Questo sembrerebbe giustificare una qualche preoccupazione sul futuro dell’economia Usa. Infatti, negli ultimi mesi si è osservato un deciso appiattimento nell’inclinazione della curva dei rendimenti dei titoli americani, connesso appunto alla “normalizzazione” dei tassi di interesse iniziata dalla Yellen e proseguita con Powell.  Tuttavia, la riduzione della pendenza della curva non si è ancora tradotta ne’ in un suo totale appiattimento ne’ tantomeno in “term spread” negativi.

È quindi ancora presto per suonare marce funebri. La riduzione della pendenza della curva, inoltre, potrebbe anche in parte spiegarsi considerando un effetto di contenimento dei tassi a lunga Usa esercitato dal livello molto basso di altri decennali nei maggiori paesi industrializzati (Germania, Giappone), che contribuiscono a mantenere particolarmente alto l’interesse sui titoli Usa.

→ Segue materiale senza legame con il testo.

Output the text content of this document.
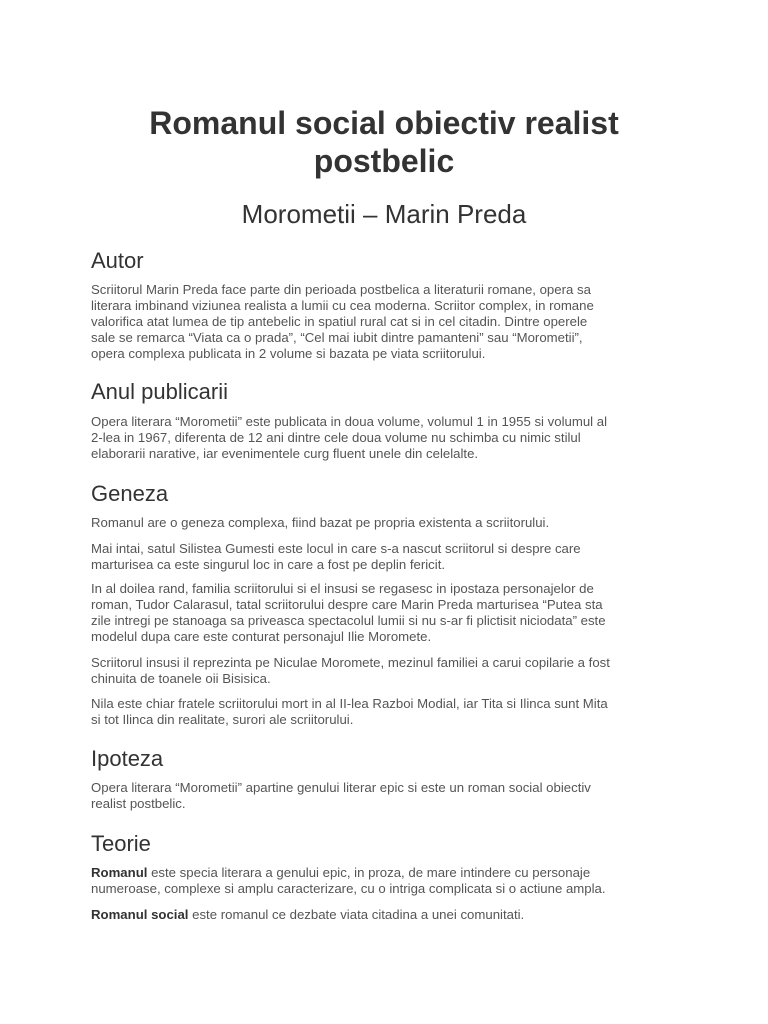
Romanul social obiectiv realist
postbelic
Morometii – Marin Preda
Autor

Scriitorul Marin Preda face parte din perioada postbelica a literaturii romane, opera sa
literara imbinand viziunea realista a lumii cu cea moderna. Scriitor complex, in romane
valorifica atat lumea de tip antebelic in spatiul rural cat si in cel citadin. Dintre operele
sale se remarca “Viata ca o prada”, “Cel mai iubit dintre pamanteni” sau “Morometii”,
opera complexa publicata in 2 volume si bazata pe viata scriitorului.

Anul publicarii

Opera literara “Morometii” este publicata in doua volume, volumul 1 in 1955 si volumul al
2-lea in 1967, diferenta de 12 ani dintre cele doua volume nu schimba cu nimic stilul
elaborarii narative, iar evenimentele curg fluent unele din celelalte.

Geneza

Romanul are o geneza complexa, fiind bazat pe propria existenta a scriitorului.

Mai intai, satul Silistea Gumesti este locul in care s-a nascut scriitorul si despre care
marturisea ca este singurul loc in care a fost pe deplin fericit.

In al doilea rand, familia scriitorului si el insusi se regasesc in ipostaza personajelor de
roman, Tudor Calarasul, tatal scriitorului despre care Marin Preda marturisea “Putea sta
zile intregi pe stanoaga sa priveasca spectacolul lumii si nu s-ar fi plictisit niciodata” este
modelul dupa care este conturat personajul Ilie Moromete.

Scriitorul insusi il reprezinta pe Niculae Moromete, mezinul familiei a carui copilarie a fost
chinuita de toanele oii Bisisica.

Nila este chiar fratele scriitorului mort in al II-lea Razboi Modial, iar Tita si Ilinca sunt Mita
si tot Ilinca din realitate, surori ale scriitorului.

Ipoteza

Opera literara “Morometii” apartine genului literar epic si este un roman social obiectiv
realist postbelic.

Teorie

Romanul este specia literara a genului epic, in proza, de mare intindere cu personaje
numeroase, complexe si amplu caracterizare, cu o intriga complicata si o actiune ampla.

Romanul social este romanul ce dezbate viata citadina a unei comunitati.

In sostanza, lo stato di salute dell’economia Usa rimane buono, con aziende dinamiche ed attive in molti settori dell’economia globale, un mercato del lavoro competitivo e dinamiche dei prezzi e dei salari vivaci ma non surriscaldate. Tutto questo sembra compatibile con un’ulteriore fase positiva dell’economia, e con ancora sufficienti tempi di attesa per la prossima recessione.